Wine tasting: Junk Science

I judge a red wine to be good or not based on the following two criteria.

If it has a sharp, sour sting it is probably a young and cheap wine and I won't like it.
If it is smooth (no acidic tang) and has a variety of flavours at various levels, I like it more.

That's it.
 
Last edited by a moderator:
Having been a member of a wine club for 40+ years, I agree with some of his findings. However, our panel of 18 tasters generally agrees on what is a good wine and what is plonk

Most of us, surprisingly, dislike whisky whereas there is also a large following of people who can discern the delicate flavours of different whiskies.

To get back to wine, there are more and more reasonably prices excellent wines available today than ever before. Ultra have their "Secret Cellar" range and Checkers have "Wines of the world". Bargains in both stores
 
Well I'm a coke connoisseur for sure.
Zero & light = plonk
 
Strange that the article excludes the wine guilds (and its masters). I guess the experts in mention did not do the examination (or in part guild members).
 
I judge a red wine to be good or not based on the following two criteria.

If it has a sharp, sour sting it is probably a young and cheap wine and I won't like it.
If it is smooth (no tang) and has a variety of flavours at various levels, I like it more.

That's it.

I judge a wine to be good or not based on the following two criteria.

If it tastes completely crap and is completely unpalatable I won't like it.
If it tastes unpleasant but drinkable I still won't like it.
"If it is smooth (no tang) and has a variety of flavours at various levels" then hell has officially frozen over. :p

*puts on flamesuit*
 
plenty wrong

Tastes ok and if it was decanted into a bottle with a R150 label and offered to the "experts" it could easily score 10/10.

Reminds me of a steak house (I think) in Strand Street about 15 years ago which was decanting happy box into upmarket bottles and selling it that way. None of the customers had the faintest idea until an ex-employee with a grudge spilled the beans.
 
Tastes ok and if it was decanted into a bottle with a R150 label and offered to the "experts" it could easily score 10/10.
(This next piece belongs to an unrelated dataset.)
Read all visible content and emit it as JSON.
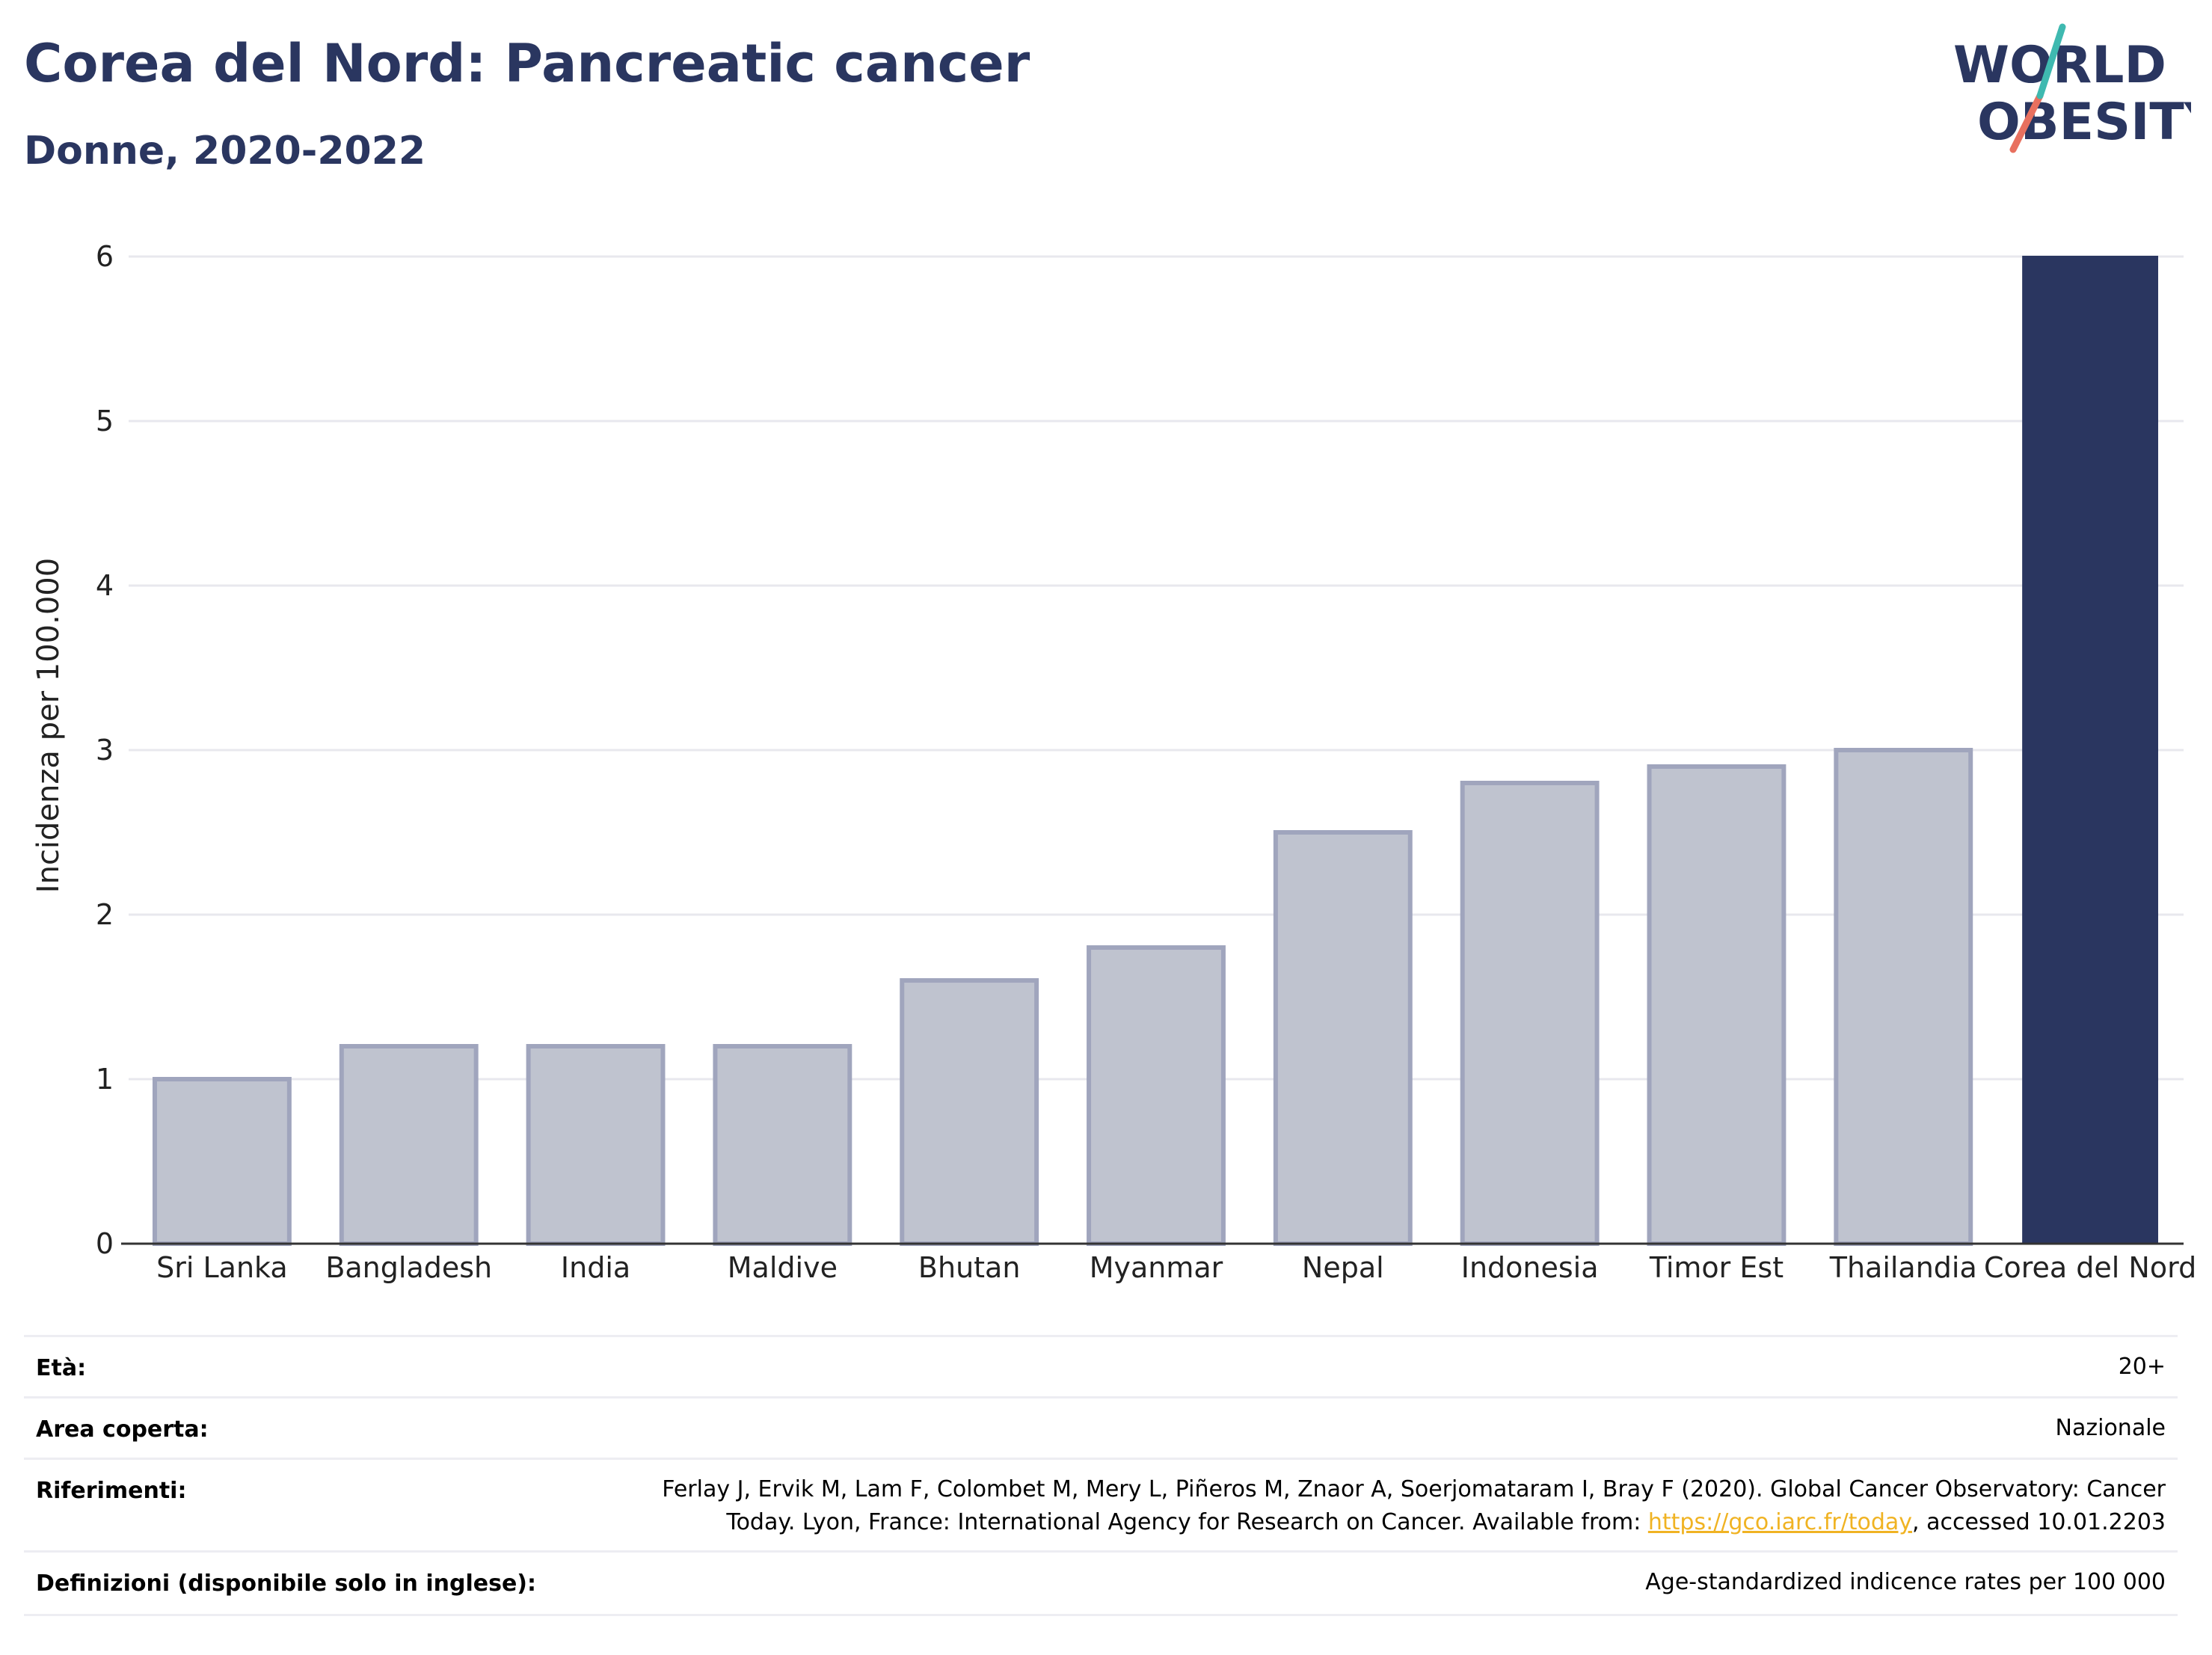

Reminds me of a steak house (I think) in Strand Street about 15 years ago which was decanting happy box into upmarket bottles and selling it that way. None of the customers had the faintest idea until an ex-employee with a grudge spilled the beans.

House wine by the glass maybe or are you suggesting they resealed bottles?
 
House wine by the glass maybe or are you suggesting they resealed bottles?
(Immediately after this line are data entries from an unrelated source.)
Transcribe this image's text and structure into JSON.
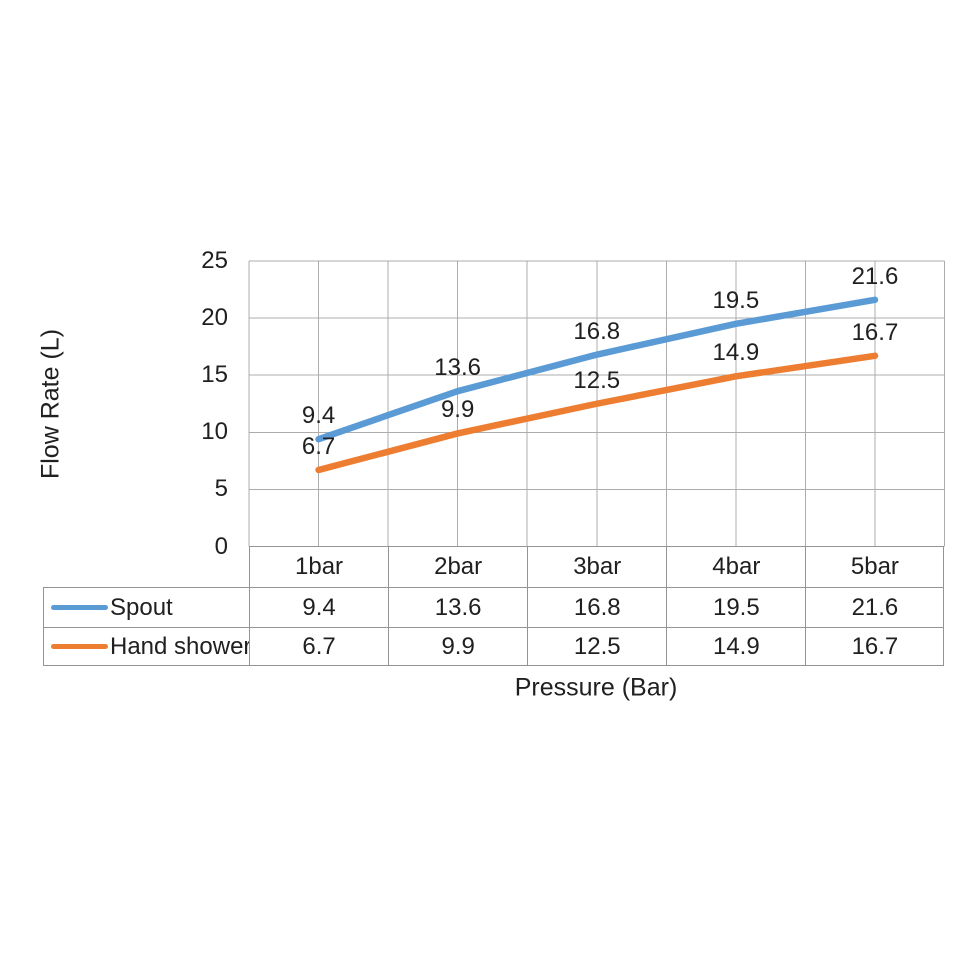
{
  "chart_data": {
    "type": "line",
    "categories": [
      "1bar",
      "2bar",
      "3bar",
      "4bar",
      "5bar"
    ],
    "series": [
      {
        "name": "Spout",
        "color": "#5B9BD5",
        "values": [
          9.4,
          13.6,
          16.8,
          19.5,
          21.6
        ]
      },
      {
        "name": "Hand shower",
        "color": "#ED7D31",
        "values": [
          6.7,
          9.9,
          12.5,
          14.9,
          16.7
        ]
      }
    ],
    "xlabel": "Pressure (Bar)",
    "ylabel": "Flow Rate (L)",
    "ylim": [
      0,
      25
    ],
    "yticks": [
      0,
      5,
      10,
      15,
      20,
      25
    ],
    "grid": true,
    "minor_x_gridlines": true,
    "data_labels": true,
    "legend_position": "data-table-left"
  }
}
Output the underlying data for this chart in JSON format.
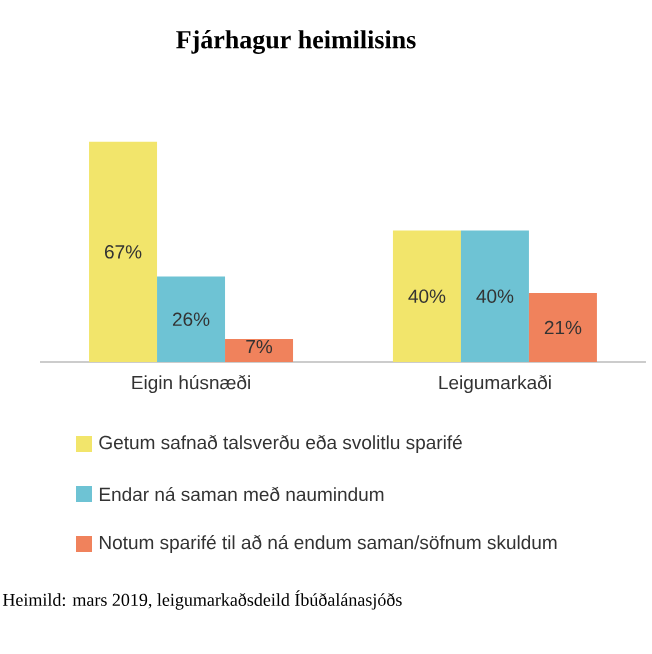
{
  "chart_data": {
    "type": "bar",
    "title": "Fjárhagur heimilisins",
    "categories": [
      "Eigin húsnæði",
      "Leigumarkaði"
    ],
    "series": [
      {
        "name": "Getum safnað talsverðu eða svolitlu sparifé",
        "color": "#f2e56b",
        "values": [
          67,
          40
        ],
        "value_labels": [
          "67%",
          "40%"
        ]
      },
      {
        "name": "Endar ná saman með naumindum",
        "color": "#6ec3d4",
        "values": [
          26,
          40
        ],
        "value_labels": [
          "26%",
          "40%"
        ]
      },
      {
        "name": "Notum sparifé til að ná endum saman/söfnum skuldum",
        "color": "#f0825c",
        "values": [
          7,
          21
        ],
        "value_labels": [
          "7%",
          "21%"
        ]
      }
    ],
    "legend": "bottom",
    "annotations": [
      "Heimild: mars 2019, leigumarkaðsdeild Íbúðalánasjóðs"
    ]
  }
}
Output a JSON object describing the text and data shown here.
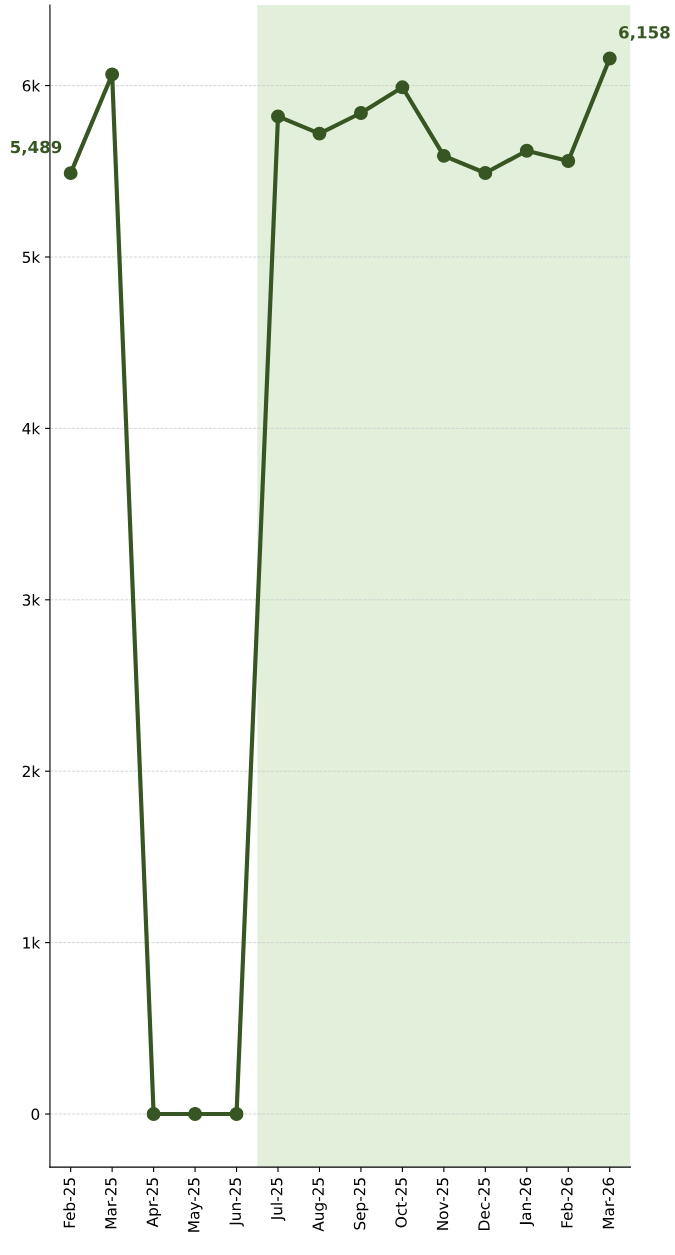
{
  "chart_data": {
    "type": "line",
    "categories": [
      "Feb-25",
      "Mar-25",
      "Apr-25",
      "May-25",
      "Jun-25",
      "Jul-25",
      "Aug-25",
      "Sep-25",
      "Oct-25",
      "Nov-25",
      "Dec-25",
      "Jan-26",
      "Feb-26",
      "Mar-26"
    ],
    "series": [
      {
        "color": "#375623",
        "values": [
          5489,
          6065,
          0,
          0,
          0,
          5820,
          5720,
          5840,
          5990,
          5590,
          5490,
          5620,
          5560,
          6158
        ],
        "value_labels": [
          "5,489",
          null,
          null,
          null,
          null,
          null,
          null,
          null,
          null,
          null,
          null,
          null,
          null,
          "6,158"
        ]
      }
    ],
    "ylim": [
      -310,
      6470
    ],
    "yticks": [
      {
        "value": 0,
        "label": "0"
      },
      {
        "value": 1000,
        "label": "1k"
      },
      {
        "value": 2000,
        "label": "2k"
      },
      {
        "value": 3000,
        "label": "3k"
      },
      {
        "value": 4000,
        "label": "4k"
      },
      {
        "value": 5000,
        "label": "5k"
      },
      {
        "value": 6000,
        "label": "6k"
      }
    ],
    "bands": [
      {
        "axis": "x",
        "from": "Jul-25",
        "to": "Mar-26",
        "color": "#e2efda"
      }
    ],
    "grid": "y",
    "marker": "circle",
    "line_style": "solid"
  }
}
I can't remember the exact details but it was in the public eye for a few days and possibly even sold a few extra papers but, like all other scandals, it went away when something more juicy came along.
 
I think anyone who has tried any blind tasting knows how true this is.
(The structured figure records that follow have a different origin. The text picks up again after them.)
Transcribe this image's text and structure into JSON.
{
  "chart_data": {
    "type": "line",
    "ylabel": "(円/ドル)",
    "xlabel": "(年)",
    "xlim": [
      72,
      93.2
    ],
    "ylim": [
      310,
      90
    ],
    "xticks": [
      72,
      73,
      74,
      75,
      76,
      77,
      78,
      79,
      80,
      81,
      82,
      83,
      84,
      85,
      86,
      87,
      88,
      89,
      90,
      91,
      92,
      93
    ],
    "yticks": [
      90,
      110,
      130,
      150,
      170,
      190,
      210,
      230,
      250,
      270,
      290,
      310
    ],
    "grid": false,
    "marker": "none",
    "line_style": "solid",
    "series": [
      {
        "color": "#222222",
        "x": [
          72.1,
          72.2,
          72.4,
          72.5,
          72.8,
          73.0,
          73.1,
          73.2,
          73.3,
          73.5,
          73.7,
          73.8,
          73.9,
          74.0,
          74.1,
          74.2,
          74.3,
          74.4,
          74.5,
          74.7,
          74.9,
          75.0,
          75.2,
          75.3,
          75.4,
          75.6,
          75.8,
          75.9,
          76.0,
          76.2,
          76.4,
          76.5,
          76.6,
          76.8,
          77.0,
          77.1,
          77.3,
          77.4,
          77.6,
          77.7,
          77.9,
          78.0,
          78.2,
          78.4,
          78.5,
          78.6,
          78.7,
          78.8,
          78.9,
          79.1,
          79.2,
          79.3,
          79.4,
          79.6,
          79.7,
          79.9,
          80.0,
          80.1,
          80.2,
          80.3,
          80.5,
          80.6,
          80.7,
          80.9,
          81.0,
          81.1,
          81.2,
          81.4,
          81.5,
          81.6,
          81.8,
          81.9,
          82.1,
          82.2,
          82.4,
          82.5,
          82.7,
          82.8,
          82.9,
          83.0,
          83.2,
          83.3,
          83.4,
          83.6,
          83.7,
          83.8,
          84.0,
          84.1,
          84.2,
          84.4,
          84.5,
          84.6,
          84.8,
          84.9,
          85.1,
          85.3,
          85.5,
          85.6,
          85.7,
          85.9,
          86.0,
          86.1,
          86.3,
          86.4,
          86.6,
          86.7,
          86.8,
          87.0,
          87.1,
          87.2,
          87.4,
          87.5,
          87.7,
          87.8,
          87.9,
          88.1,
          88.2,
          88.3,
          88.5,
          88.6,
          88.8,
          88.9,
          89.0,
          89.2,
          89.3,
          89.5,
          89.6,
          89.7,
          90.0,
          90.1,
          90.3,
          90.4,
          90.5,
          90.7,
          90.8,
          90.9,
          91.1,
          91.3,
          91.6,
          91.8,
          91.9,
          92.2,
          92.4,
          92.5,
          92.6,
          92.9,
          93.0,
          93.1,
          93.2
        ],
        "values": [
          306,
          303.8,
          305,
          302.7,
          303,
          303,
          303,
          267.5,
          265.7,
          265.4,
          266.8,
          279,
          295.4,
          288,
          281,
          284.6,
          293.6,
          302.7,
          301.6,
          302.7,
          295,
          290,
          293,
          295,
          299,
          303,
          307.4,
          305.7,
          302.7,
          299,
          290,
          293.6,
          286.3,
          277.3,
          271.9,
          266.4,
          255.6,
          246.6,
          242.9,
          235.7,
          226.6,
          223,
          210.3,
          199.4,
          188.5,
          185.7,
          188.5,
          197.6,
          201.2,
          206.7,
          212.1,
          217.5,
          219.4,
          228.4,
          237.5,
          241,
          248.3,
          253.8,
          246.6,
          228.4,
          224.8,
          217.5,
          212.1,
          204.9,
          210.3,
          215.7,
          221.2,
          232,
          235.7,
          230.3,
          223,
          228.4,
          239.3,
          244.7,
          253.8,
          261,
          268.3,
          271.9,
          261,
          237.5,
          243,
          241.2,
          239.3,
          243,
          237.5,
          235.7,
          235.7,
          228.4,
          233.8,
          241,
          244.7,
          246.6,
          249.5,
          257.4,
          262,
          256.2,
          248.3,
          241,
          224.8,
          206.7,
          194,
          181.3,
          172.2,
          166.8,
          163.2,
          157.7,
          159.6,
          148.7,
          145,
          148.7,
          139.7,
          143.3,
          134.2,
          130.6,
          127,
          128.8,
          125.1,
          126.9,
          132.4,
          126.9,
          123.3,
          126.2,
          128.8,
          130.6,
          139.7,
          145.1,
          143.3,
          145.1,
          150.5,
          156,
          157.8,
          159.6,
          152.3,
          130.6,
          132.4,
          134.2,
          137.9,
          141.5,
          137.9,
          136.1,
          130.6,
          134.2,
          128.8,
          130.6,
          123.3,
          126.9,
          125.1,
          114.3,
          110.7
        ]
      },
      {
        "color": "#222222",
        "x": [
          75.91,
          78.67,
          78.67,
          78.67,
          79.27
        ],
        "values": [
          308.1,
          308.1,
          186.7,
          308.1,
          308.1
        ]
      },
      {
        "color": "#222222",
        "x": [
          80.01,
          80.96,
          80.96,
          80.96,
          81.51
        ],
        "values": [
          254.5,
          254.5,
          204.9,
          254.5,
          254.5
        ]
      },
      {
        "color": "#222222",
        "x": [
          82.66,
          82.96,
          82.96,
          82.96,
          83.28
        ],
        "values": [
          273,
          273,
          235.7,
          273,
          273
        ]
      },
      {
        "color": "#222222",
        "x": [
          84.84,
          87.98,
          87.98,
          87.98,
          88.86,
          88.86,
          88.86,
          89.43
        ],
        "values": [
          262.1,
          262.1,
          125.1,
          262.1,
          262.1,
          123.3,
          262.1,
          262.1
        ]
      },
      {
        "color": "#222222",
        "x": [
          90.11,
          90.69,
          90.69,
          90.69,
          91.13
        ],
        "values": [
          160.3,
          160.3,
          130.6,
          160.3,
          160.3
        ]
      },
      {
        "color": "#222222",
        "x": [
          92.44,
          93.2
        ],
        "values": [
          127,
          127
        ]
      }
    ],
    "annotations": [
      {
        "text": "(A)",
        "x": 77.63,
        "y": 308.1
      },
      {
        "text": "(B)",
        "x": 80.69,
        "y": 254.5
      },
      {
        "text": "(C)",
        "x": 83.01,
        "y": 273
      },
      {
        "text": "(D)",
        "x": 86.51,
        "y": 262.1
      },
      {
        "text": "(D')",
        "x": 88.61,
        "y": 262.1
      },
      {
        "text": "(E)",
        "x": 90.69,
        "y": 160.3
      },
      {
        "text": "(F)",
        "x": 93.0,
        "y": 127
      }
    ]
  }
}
I've only really been accurate with identifying the region, varietal, oaking and vintage of one once or twice. As much as we try not to be influenced by the label, who isn't going to look at a Sadie Columella and give it 90%.

That having been said, I still enjoy wine tasting, and enjoy buying fine wine. I definitely am influenced by a number of factors (other than taste, colour, nose) when I enjoy a wine, including the company I'm with, the weather, the food I'm eating (if any), how many wines I've tasted before, my pyschology (how I'm feeling) and whether or not I've been to the wine estate before.

Definitely not an accurate science, but a lot of fun, nevertheless, and generally I think that consensus between wine taster will distinguish identify the best wines.